(BOSTON) -- The Wyss Institute for Biologically Inspired Engineering at Harvard University announced today that MIT has joined the Wyss Institute collaborative consortium. MIT, a world leader in scientific and technological research, becomes the Wyss Institute's 12th collaborating institution, joining Beth Israel Deaconess Medical Center, Boston Children's Hospital, Boston University, Brigham and Women's Hospital, Dana-Farber Cancer Institute, Massachusetts General Hospital, University of Massachusetts Medical School, Spaulding Rehabilitation Hospital, Tufts University, Charité - Universitätsmedizin Berlin, and University of Zurich.

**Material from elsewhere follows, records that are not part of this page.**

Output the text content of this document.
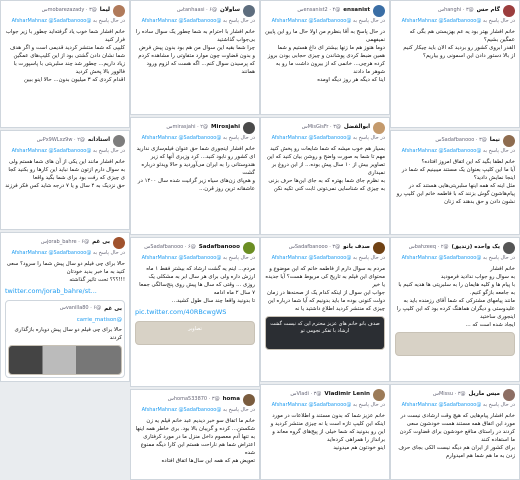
لیما
@mobarezazady · ۳س
در حال پاسخ به @AfsharMahnaz @Sadafbanooo
خانم افشار شما خوب یاد گرفته‌اید چطور با زیر جواب فرار کنید
کلیپی که شما منتشر کردید قدیمی است و اگر هدف شما نشان دادن گشتی بود از این کلیپ‌های عمگین زیاد داریم... چطور شد چند سلبریتی با پاسپورت با فالوور بالا پخش کردید
اقدام کردی که ۳ میلیون بدون... حالا اینو ببین
ساولان
@tanhaasi · ۶س
در حال پاسخ به @AfsharMahnaz @Sadafbanooo
خانم افشار با احترام به شما چطور یک سوال ساده را بی‌جواب گذاشتید
چرا شما بقیه این سوال من هم بود بدون پیش فرض و بدون قضاوت چون موارد متفاوتی را مشاهده کردم که پرسیدن سوال کنم... اگه هست که لزوم ورود همانند
ensanist
@ensanist2 · ۴س
در حال پاسخ به @AfsharMahnaz @Sadafbanooo
در حال پاسخ به آقا بنظرم من اولا حال ما رو این پایین نمیفهمی
دوما هنوز هم ما زنها بیشتر ای داغ هستیم و شما همین ضبط کردی پوشاندن و چیزی حجابی بودن بروز کرده هرچی... خانمی که از بیرون داشت ما رو به شوهر ما دادند
اینا که دیگه هر روز دیگه اومده
گام حس
@hanghi · ۳س
در حال پاسخ به @AfsharMahnaz @Sadafbanooo
خانم افشار بهتر بود یه عم بهزیستی هم بگی که عمگین بشیم؟
القدر ابروی کشور رو بردید که الان باید چیکار کنیم
از بالا دستور دادن این اسمونی رو بیاریم؟
استادانه
@Px9WLxz9w · ۲س
در حال پاسخ به @AfsharMahnaz @Sadafbanooo
خانم افشار مانند این یکی از آن های شما هستم ولی به سوال دارم ازتون شما نباید این کارها رو بکنید کجا ی چیزی که رفت بود برای شما بگید واقعا
حق نزدیک به ۴ سال و یا ۷ درجه شاید کس فکر فرزند
Mirosjahi
@mirasjahi · ۲س
در حال پاسخ به @AfsharMahnaz @Sadafbanooo
خانم افشار اینجوری شما حق عنوان فیلم‌سازی ندارید ای کشور رو نابود کنید... کرد وزیری آنها که زیر هندوستانی را به ایران می‌آوردید و حالا ویدئو درباره گشت
و هم‌پای زن‌های سیاه زیر گرانیت شده سال ۱۴۰۰ در عاشقانه ترین روز قرن...
ابوالفضل
@MisGisFr · ۳س
در حال پاسخ به @AfsharMahnaz @Sadafbanooo
بسیار هم خوب میشه که شما شایعات رو پخش کنید مهم تا شما به صورت واضح و روشن بیان کنید که این تصاویر بیش از ۱۰ سال پیش بوده... از این دروغ بر نمیداری
به نظرم جای شما بهتره که به جای این‌ها حرف بزنی به چیزی که شناسایی نمی‌تونی ثابت کنی تکیه نکن
نیما
@Sadafbanooo · ۳س
در حال پاسخ به @AfsharMahnaz @Sadafbanooo
خانم لطفا بگید که این اتفاق امروز افتاده؟
آیا ما این کلیپ بعنوان یک مستند میبینیم که شما در اینجا نمایش دادید؟
مثل اینه که همه اینها سلبریتی‌هایی هستند که در پیام‌هاشون گوش بزنند که با فاطمه خانم این کلیپ رو نشون دادن و حق بدهند که زنان
بی غم
@jorab_bahre · ۶س
در حال پاسخ به @AfsharMahnaz @Sadafbanooo
حالا برای چی فیلم دو سال پیش شما را سرود؟ سعی کنید به ما خبر بدید خودتان
!!!؟؟؟ تحت تاثیر گذاشته
twitter.com/jorab_bahre/st...
بی غم
@vanilla80 · ۶س
@carrie_matison
حالا برای چی فیلم دو سال پیش دوباره بازگذاری کردند
Sadafbanooo
@Sadafbanooo · ۶س
در حال پاسخ به @AfsharMahnaz @Sadafbanooo
مردم... اینم یه گشت ارشاد که بیشتر فقط ۱ ماه ارزش داره ولی برای هر سال ابر به مشکلی یک روزی ... وقتی که سال ها پیش روی پنج‌سالگی جمعا ۷ سال ۲ ماه ادامه
تا بدونید واقعا چند سال طول کشید...
pic.twitter.com/40RBcwgWS
تصاویر
صدف بانو
@Sadafbanooo · ۳س
در حال پاسخ به @AfsharMahnaz @Sadafbanooo
مردم به سوال دارم از فاطمه خانم که این موضوع و محتوای این فیلم به تاریخ کی مربوط هست؟ آیا جدیده یا خیر
جواب این سوال از اینکه کدام یک از صحنه‌ها در زمان دولت کنونی بوده ما باید بدونیم که آیا شما درباره این چیزی که منتشر کردید اطلاع داشتید یا نه
صدف بانو خانم های عزیز محترم این که نیست گشت ارشاد با تفکر نجومی تو
یک واحده (زندیق)
@bahzeeq · ۲س
در حال پاسخ به @AfsharMahnaz @Sadafbanooo
خانم افشار
به سوال رو جواب ندادید فرمودید
با پیام ها و کلیه هایمان را به سلبریتی ها هدیه کنیم با به جامعه بازگو کنیم.
مانند پیامهای مشترکی که شما آقای رزمنده باید به علیدوستی و دیگران هماهنگ کرده بود که این کلیپ را اینجوری ساختید
ایجاد شده است که ...
homa
@homa533870 · ۳س
در حال پاسخ به @AfsharMahnaz @Sadafbanooo
خانم ما اتفاق سو خبر دیدیم عبد خانم فیلم یه زن شکستن... کرده و گریبان بالا بود. بری خاطر همه اینها به تنها آدم معصوم داخل منزل ما در مورد کرفتاری اعتراض شما هم ناراحت هستم این کارا دیگه ممنوع شده
تعویض هم که همه این سال‌ها اتفاق افتاده
Vladimir Lenin
@Vladi · ۳س
در حال پاسخ به @AfsharMahnaz @Sadafbanooo
خانم عزیز شما که بدون مستند و اطلاعات در مورد اینکه این کلیپ تازه است یا نه چیزی منتشر کردید و این رو بدونید که شما خیلی از پیج‌های گروه معاند و برانداز را همراهی کرده‌اید
اینو خودتون هم میدونید
میس ماریل
@Missu · ۳س
در حال پاسخ به @AfsharMahnaz @Sadafbanooo
خانم افشار پیام‌هایی که هیچ وقت ارشادی نیست در مورد این اتفاق همه مستند هست خودشون سعی کردند در راستای منافع خودشون برای قضاوت کردن ما استفاده کنند
برای کشور از ایران هم دیگه نیست الکی بجای حرف زدن به ما هم شما هم امیدوارم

"The Boston-Cambridge technology ecosystem is one of the most dynamic breeding grounds for innovation in the world," said Wyss Institute Founding Director Donald Ingber, Judah Folkman Professor of Vascular Biology at Harvard Medical School and Boston Children's Hospital, and Professor of Bioengineering at the Harvard School of Engineering and Applied Sciences. "MIT's participation will allow us to work together to produce disruptive technologies for medicine and the environment, and accelerate their translation into products that will have near-term impact."
The key initial focus will be led by James Collins, Ph.D., a Core Faculty member at the Wyss Institute and a Professor of Biological Engineering at MIT, where he is also a core member of the Institute for Medical Engineering and Science. Collins, who is also Senior Associate Member of the Broad Institute, will work on improving rationality and practicality in the design and application of synthetic biology technologies. Wyss and others at MIT will jointly develop new strategies for biologic drug design, gene therapies, stem cell engineering and development of novel diagnostics using engineered gene circuits, with the goal of moving synthetic biology from the confines of the laboratory to the marketplace.

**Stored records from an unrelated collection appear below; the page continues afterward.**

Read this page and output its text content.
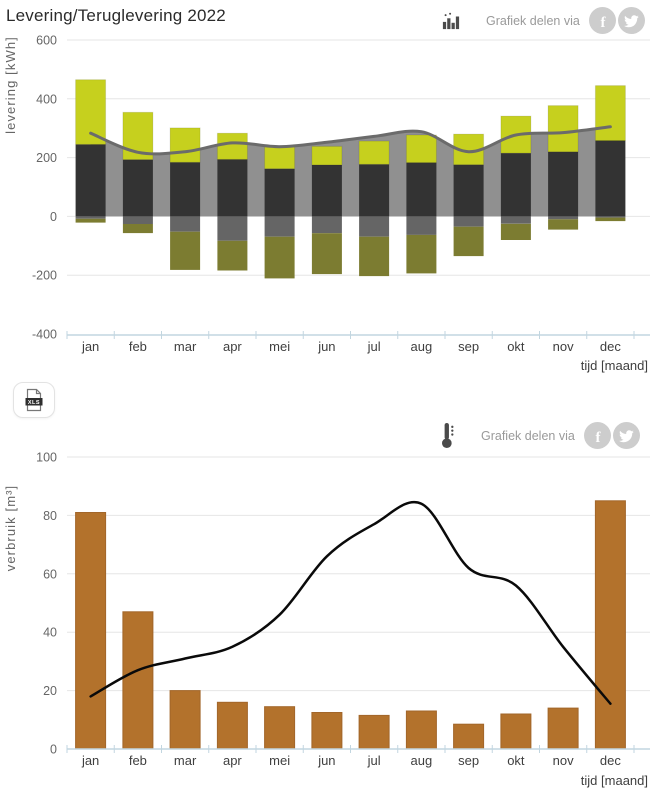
600
400
200
0
-200
-400
levering [kWh]
jan feb mar apr mei jun jul aug sep okt nov dec
tijd [maand]
100
80
60
40
20
0
verbruik [m³]
jan feb mar apr mei jun jul aug sep okt nov dec
tijd [maand]
Levering/Teruglevering 2022	Grafiek delen via f
XLS
Grafiek delen via f
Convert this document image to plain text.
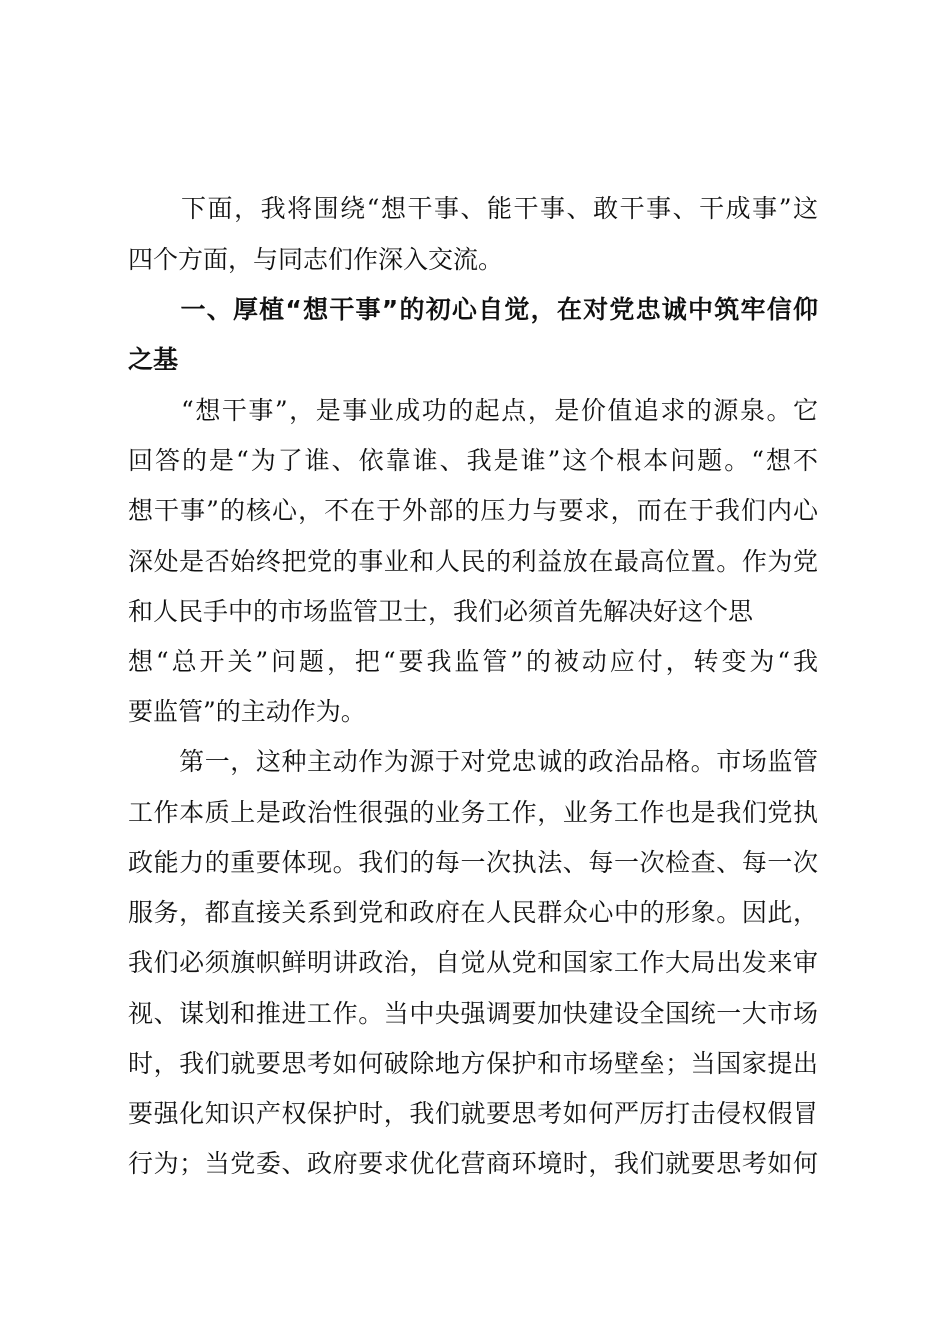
　　下面，我将围绕“想干事、能干事、敢干事、干成事”这
四个方面，与同志们作深入交流。
　　一、厚植“想干事”的初心自觉，在对党忠诚中筑牢信仰
之基
　　“想干事”，是事业成功的起点，是价值追求的源泉。它
回答的是“为了谁、依靠谁、我是谁”这个根本问题。“想不
想干事”的核心，不在于外部的压力与要求，而在于我们内心
深处是否始终把党的事业和人民的利益放在最高位置。作为党
和人民手中的市场监管卫士，我们必须首先解决好这个思
想“总开关”问题，把“要我监管”的被动应付，转变为“我
要监管”的主动作为。
　　第一，这种主动作为源于对党忠诚的政治品格。市场监管
工作本质上是政治性很强的业务工作，业务工作也是我们党执
政能力的重要体现。我们的每一次执法、每一次检查、每一次
服务，都直接关系到党和政府在人民群众心中的形象。因此，
我们必须旗帜鲜明讲政治，自觉从党和国家工作大局出发来审
视、谋划和推进工作。当中央强调要加快建设全国统一大市场
时，我们就要思考如何破除地方保护和市场壁垒；当国家提出
要强化知识产权保护时，我们就要思考如何严厉打击侵权假冒
行为；当党委、政府要求优化营商环境时，我们就要思考如何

"This new relationship with the Wyss Institute allows MIT to build on our strengths at the intersection of engineering, science, and clinical medicine," says Arup K. Chakraborty, Director of the Institute for Medical Engineering and Science at MIT. "There is no greater concentration of activity and research on this topic anywhere else in the world. These kinds of collaborations will bring solutions to problems we've never been able to address before."
MIT will gain access to the Wyss Institute's key technology platforms, including Anticipatory Medical and Cellular Devices, Synthetic Biology, Adaptive Material Technologies, Biomimetic Microsystems, Bioinspired Robotics, and Programmable Nanomaterials, as well as the Wyss Institute's unique technology translation model, which takes lead high-value technologies that emerge from Wyss faculty efforts, and de-risks them both technically and commercially to increase their likelihood for real-world translation.
The Wyss Institute for Biologically Inspired Engineering at Harvard University uses Nature's design principles to develop bioinspired materials and devices that will transform medicine and create a more sustainable world. Working as an alliance among all of Harvard's Schools, and in partnership with Beth Israel Deaconess Medical Center, Brigham and Women's Hospital, Boston Children's Hospital, Dana-Farber Cancer Institute, Massachusetts General Hospital, the University of Massachusetts Medical School, Spaulding Rehabilitation Hospital, Boston University, Tufts University, and Charité - Universitätsmedizin Berlin, University of Zurich and Massachusetts Institute of Technology, the Institute crosses disciplinary and institutional barriers to engage in high-risk research that leads to transformative technological breakthroughs. By emulating Nature's principles for self-organizing and self-regulating, Wyss researchers are developing innovative new engineering solutions for healthcare, energy, architecture, robotics, and manufacturing. These technologies are translated into commercial products and therapies through collaborations with clinical investigators, corporate alliances, and new start-ups.